It's happened before and it will happen again - this rain event comes from what researchers call an atmospheric river.

"On one hand they can be a hazard, but important for water supply that we generate here in the West," research meteorologist Dr. Dan Cayan said.

These atmospheric rivers tend to be most active winter through spring, which is why local researchers from Scripps Institution of Oceanography and NOAA, the National Oceanic & Atmospheric Administration are climbing to new heights -- 45,000 feet up for the best chance at collecting valuable data.

"Our colleague Marty Ralph, who's a researcher here, leads a center studying these extreme weather events, the Center for Western Water and Weather Extremes is probing these streams of fast flowing air," Cayan said.

Last week during the major downpour over the Pacific northwest, research meteorologist Dr. Marty Ralph and his team flew several hundred miles offshore, using specialized instruments to collect data, making this the first ever flight into an atmospheric river with NOAA aircraft.

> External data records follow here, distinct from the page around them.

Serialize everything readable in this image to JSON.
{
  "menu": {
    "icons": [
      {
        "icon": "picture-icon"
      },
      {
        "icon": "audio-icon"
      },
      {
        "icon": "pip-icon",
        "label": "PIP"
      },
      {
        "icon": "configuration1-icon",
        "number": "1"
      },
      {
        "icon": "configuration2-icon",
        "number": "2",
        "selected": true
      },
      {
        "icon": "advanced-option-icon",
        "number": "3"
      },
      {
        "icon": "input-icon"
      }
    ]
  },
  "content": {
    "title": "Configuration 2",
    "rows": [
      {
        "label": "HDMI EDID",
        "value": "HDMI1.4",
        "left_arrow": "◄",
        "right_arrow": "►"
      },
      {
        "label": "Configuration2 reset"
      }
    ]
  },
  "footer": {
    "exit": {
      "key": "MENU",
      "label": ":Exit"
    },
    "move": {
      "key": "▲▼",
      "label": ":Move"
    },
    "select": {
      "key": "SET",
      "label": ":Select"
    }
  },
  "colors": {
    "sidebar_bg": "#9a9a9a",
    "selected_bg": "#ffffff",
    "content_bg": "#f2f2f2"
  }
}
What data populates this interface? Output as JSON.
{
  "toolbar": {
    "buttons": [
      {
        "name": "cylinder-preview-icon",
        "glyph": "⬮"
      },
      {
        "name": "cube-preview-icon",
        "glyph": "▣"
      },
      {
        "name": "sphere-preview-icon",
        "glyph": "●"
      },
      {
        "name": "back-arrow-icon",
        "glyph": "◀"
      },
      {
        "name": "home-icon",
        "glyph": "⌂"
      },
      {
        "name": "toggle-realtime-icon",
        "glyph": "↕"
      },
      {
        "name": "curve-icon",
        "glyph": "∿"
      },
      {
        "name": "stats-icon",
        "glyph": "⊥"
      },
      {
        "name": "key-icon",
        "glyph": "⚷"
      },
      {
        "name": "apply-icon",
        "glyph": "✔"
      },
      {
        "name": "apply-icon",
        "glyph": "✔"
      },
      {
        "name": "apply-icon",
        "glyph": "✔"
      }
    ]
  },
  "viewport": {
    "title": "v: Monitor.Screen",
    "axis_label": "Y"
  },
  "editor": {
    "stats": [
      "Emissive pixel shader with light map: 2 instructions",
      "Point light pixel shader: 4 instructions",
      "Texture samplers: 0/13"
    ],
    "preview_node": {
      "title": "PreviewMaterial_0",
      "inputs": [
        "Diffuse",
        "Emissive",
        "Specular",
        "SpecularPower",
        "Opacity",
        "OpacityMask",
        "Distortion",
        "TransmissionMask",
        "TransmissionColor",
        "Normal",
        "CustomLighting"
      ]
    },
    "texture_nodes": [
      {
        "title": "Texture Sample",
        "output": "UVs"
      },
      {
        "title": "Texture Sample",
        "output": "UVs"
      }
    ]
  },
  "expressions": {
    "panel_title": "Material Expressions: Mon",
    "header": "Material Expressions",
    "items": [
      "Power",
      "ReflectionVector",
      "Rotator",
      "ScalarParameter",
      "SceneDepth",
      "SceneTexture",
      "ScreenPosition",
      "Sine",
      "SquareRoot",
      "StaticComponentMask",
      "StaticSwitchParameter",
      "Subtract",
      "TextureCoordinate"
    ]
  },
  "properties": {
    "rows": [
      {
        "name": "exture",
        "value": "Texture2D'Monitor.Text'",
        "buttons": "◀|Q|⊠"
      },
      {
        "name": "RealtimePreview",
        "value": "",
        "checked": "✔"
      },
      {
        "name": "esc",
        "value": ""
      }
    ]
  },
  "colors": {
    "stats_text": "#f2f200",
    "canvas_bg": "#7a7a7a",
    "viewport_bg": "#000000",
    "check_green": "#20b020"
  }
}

"We ended up leaving with cloudiness and bumps, flew well offshore, we ended up with 23 dropsondes we released into the storm," Ralph said.

What good is an atmospheric river to San Diego when we have a ridge of high pressure blocking the wet weather?

 

"Any relief to the entire system is good for us. Agriculture, water supply-wise, and then there's hydro power, which we depend on in the summertime," Cayan said.

 

Despite receiving several inches of rain from last week in Northern California, atmospheric experts are saying we'd need four or five of these events to get out of a drought for the entire state of California.

 

"We still have about 75 percent to get back to normal," Cayan said.

 

That's why these offshore flights will be helpful when it comes to predicting what the next atmospheric river will deliver. In the past, forecast landfall positions have been off by as much as 300 km. That distance is equivalent to Santa Barbara to San Diego.

"As a forecaster, one of the challenges is are the tools I have to predict the phenomena, but can it predict at the right time, right place, right strength?" Marty said.